Benchmade vs Kershaw
Benchmade vs Kershaw: Which one is best?
You’re in the market for an EDC foldable knife that can quickly open one-handed. There are two major companies to choose from: Benchmade vs Kershaw.
While both stand behind their products and offer very similar model lines, which one comes out on top?
- Made in USA
- 15.4CM Blade
- FRN Handle
- Axis Lock
- High in Price
- Made in China
- 8Cr13MoV Blade
- 410 Steel Handle
- Frame Lock
- Low in Price
Breaking it down
A knife is more than just a blade with a handle. It’s got to be made of high-quality materials, be foldable to go in your pocket, cut well every time, and be easy to take care of. We’re comparing and contrasting the Benchmade and Kershaw knives to see how they stack up.

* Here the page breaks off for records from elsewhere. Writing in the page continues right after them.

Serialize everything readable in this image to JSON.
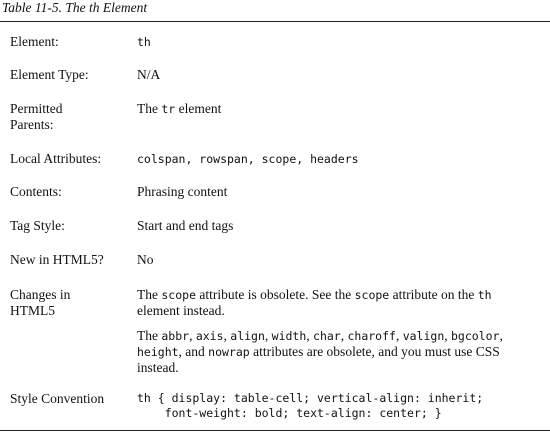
{
  "caption": "Table 11-5. The th Element",
  "table": {
    "rows": [
      {
        "label": "Element:",
        "value": [
          [
            "th"
          ]
        ]
      },
      {
        "label": "Element Type:",
        "value": [
          [
            "N/A"
          ]
        ]
      },
      {
        "label": "Permitted Parents:",
        "value": [
          [
            "The ",
            "tr",
            " element"
          ]
        ]
      },
      {
        "label": "Local Attributes:",
        "value": [
          [
            "colspan, rowspan, scope, headers"
          ]
        ]
      },
      {
        "label": "Contents:",
        "value": [
          [
            "Phrasing content"
          ]
        ]
      },
      {
        "label": "Tag Style:",
        "value": [
          [
            "Start and end tags"
          ]
        ]
      },
      {
        "label": "New in HTML5?",
        "value": [
          [
            "No"
          ]
        ]
      },
      {
        "label": "Changes in HTML5",
        "value": [
          [
            "The ",
            "scope",
            " attribute is obsolete. See the ",
            "scope",
            " attribute on the ",
            "th",
            " element instead."
          ],
          [
            "The ",
            "abbr",
            ", ",
            "axis",
            ", ",
            "align",
            ", ",
            "width",
            ", ",
            "char",
            ", ",
            "charoff",
            ", ",
            "valign",
            ", ",
            "bgcolor",
            ", ",
            "height",
            ", and ",
            "nowrap",
            " attributes are obsolete, and you must use CSS instead."
          ]
        ]
      },
      {
        "label": "Style Convention",
        "value": [
          [
            "th { display: table-cell; vertical-align: inherit;\n    font-weight: bold; text-align: center; }"
          ]
        ]
      }
    ]
  }
}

At first glance, the blades on both the Benchmade and Kershaw knives look similar, with a short, stout shape, large knife belly, and swedge tip. But they’re made of two different types of steel that behave very differently.
Benchmade knife blades are made with 154CM, which is a high-quality stainless steel that is manufactured by Crucible Industries. Crucible is an American company headquartered in New York and was founded over 100 years ago. 154CM steel has been modified from martensitic stainless steel.
Molybdenum has been added to it, combining that element with both carbon and chromium. 154CM steel quality is very high, and its sharpness is retained for a long time, making it a prime choice for serious, frequent use.
It’s also easy and simple to sharpen. Due to the quality control, you can expect blade consistency from knife to knife and if you choose to replace the knife.
The blade in Kershaw knives is made with what’s called 8Cr13MoV Steel. That is a popular budget brand of knife steel, it’s made in China, and it’s similar to the Japanese steel quality like AUS-8 grade.
Despite its low cost, it’s worthy of cutting and, for a long time, retains that sharpness. It’s also resistant to corrosion. You’ll find that this type of steel is easy to sharpen and sharpens well. It’s popular because it’s inexpensive and resembles higher quality steel.
However, it’s not as abrasion resistant as the 154CM steel. Where you’ll really notice the quality is in the frequency of sharpening. It loses its sharpness quickly. You’ll also find inconsistency in quality, so there is such a thing as a “bad batch.”
Knife handles are an important feature, since they balance the blade, protect your hand, ensure a good grip, and must fit well. These knife handles are made of two different materials: FRN and 410 steel.
The handle is made from FRN (fiberglass reinforced nylon), which is a reinforced plastic. This makes it exceptionally lightweight, durable, and hard in texture. The handle is slightly curved and, relative to the knife’s overall size, longer than the blade.
It’s long enough for larger hands. There’s a rough texture on the handle to enable a better grip. It doesn’t have a full liner, making it even lighter.
Kershaw knife handles are made of 410 stainless steel, which is the best martensitic grade steel. That means it’s made using techniques that require final heat treatment. It’s optimized for very high hardness, just like the stainless steel found in kitchens. Since it’s hard, it makes it resistant to corrosion.
The handle is also coated with a matte gray titanium carbo-nitride. For a regular EDC knife, this steel is heavier than the Benchmade FRN. The handle isn’t ergonomically designed and is short compared to the overall length, meaning those with larger hands might find it uncomfortable to grip.
Your knife has to have a locking mechanism for safety while you’re carrying it in your pocket. How easy it is to lock these knives and have them stay locked?
Benchmade knives come with an Axis lock located at the base of the blade. You move the toggle back and forth to have the knife lock or unlock in place. It’s also ambidextrous.
Kershaw knives come with a frame lock that keeps the blade open during use. It’s a sturdy style of blade lock. It also has lockbar stabilization.
Pros and Cons of Each
When comparing both of these excellent knife companies side by side, it’s easy to see who’s the clear winner. Benchmade knives are crafted in the US of high-quality materials, which makes all the difference.
Inferior craftsmanship produces an inferior knife, so Benchmade definitely wins. Invest in one of these amazing tools and you will enjoy it for years to come.